Just when Amazon’s account security was looking good, things have taken a turn for the worrisome. Last week, the online retailer added two-factor authentication, a crucial security feature that had previously been unavailable to its users. As Lily Hay Newman explained in Slate, enabling it is a critical step if you want to protect your account. If that doesn’t sound necessary, consider this: Amazon just acknowledged that some users’ passwords may have been compromised.
ZDNet reports that Amazon has contacted some of its customers, informing them by email—and through their actual user accounts on the site itself—that their passwords “may have been improperly stored on [their] device[s] in a way that could potentially expose [them] to a third party.” The company claims that it has already corrected the issue.
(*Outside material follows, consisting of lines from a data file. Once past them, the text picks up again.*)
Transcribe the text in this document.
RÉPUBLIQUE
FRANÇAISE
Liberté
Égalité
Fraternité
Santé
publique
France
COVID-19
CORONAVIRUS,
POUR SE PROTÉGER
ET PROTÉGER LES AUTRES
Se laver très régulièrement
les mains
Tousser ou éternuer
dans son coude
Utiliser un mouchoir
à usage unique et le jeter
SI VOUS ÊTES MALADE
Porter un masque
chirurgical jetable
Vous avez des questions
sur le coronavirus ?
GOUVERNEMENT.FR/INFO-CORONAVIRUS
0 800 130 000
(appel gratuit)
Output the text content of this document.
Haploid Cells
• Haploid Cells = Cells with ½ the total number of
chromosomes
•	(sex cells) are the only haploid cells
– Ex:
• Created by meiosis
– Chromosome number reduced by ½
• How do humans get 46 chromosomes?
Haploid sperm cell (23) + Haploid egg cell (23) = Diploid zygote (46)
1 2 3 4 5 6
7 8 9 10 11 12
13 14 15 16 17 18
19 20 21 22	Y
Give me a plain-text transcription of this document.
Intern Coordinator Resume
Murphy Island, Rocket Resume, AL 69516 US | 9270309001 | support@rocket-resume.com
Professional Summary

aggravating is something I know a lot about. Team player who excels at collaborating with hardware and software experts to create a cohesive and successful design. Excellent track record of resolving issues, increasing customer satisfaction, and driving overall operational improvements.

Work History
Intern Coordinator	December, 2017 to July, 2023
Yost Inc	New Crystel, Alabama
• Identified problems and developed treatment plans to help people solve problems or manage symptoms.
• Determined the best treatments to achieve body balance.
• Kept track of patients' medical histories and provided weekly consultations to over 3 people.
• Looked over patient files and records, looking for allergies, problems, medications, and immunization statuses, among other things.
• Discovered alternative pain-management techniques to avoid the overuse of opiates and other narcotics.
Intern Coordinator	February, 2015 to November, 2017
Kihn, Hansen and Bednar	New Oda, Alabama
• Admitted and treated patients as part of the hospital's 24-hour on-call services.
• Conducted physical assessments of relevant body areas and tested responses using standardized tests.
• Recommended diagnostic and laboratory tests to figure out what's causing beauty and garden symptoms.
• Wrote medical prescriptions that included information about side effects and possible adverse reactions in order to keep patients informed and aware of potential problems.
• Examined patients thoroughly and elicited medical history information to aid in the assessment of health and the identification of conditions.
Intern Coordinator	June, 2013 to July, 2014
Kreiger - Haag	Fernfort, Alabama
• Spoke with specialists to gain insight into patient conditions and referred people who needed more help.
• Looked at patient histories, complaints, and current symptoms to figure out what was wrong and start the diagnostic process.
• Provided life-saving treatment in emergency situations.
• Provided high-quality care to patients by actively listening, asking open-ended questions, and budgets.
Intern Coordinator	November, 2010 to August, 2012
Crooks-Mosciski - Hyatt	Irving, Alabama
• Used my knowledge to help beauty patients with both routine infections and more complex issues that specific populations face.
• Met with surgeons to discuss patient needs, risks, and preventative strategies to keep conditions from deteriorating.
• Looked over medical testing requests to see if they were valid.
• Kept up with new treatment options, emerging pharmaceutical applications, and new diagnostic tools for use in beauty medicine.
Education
As security concerns go, this sounds like a fairly moderate one. Indeed, it’s important to note that Amazon has not been “hacked”: In its communications with users, the site claims that it does not believe user passwords actually were exposed to third parties. Nevertheless, to protect those who might have been exposed by this vulnerability, the company is forcing them to reset their passwords. Such caution is common for Amazon: ZDNet notes that it has taken similar steps in the past.
Those who haven’t been contacted are likely in the clear this time. Nevertheless, this story should provide an important reminder to those of us who rely too lightly on Amazon’s security features: Consider turning on two-factor now (Newman outlines the steps in her post; it’s simple and surprisingly convenient) and, because you can never be too safe, changing your password as well.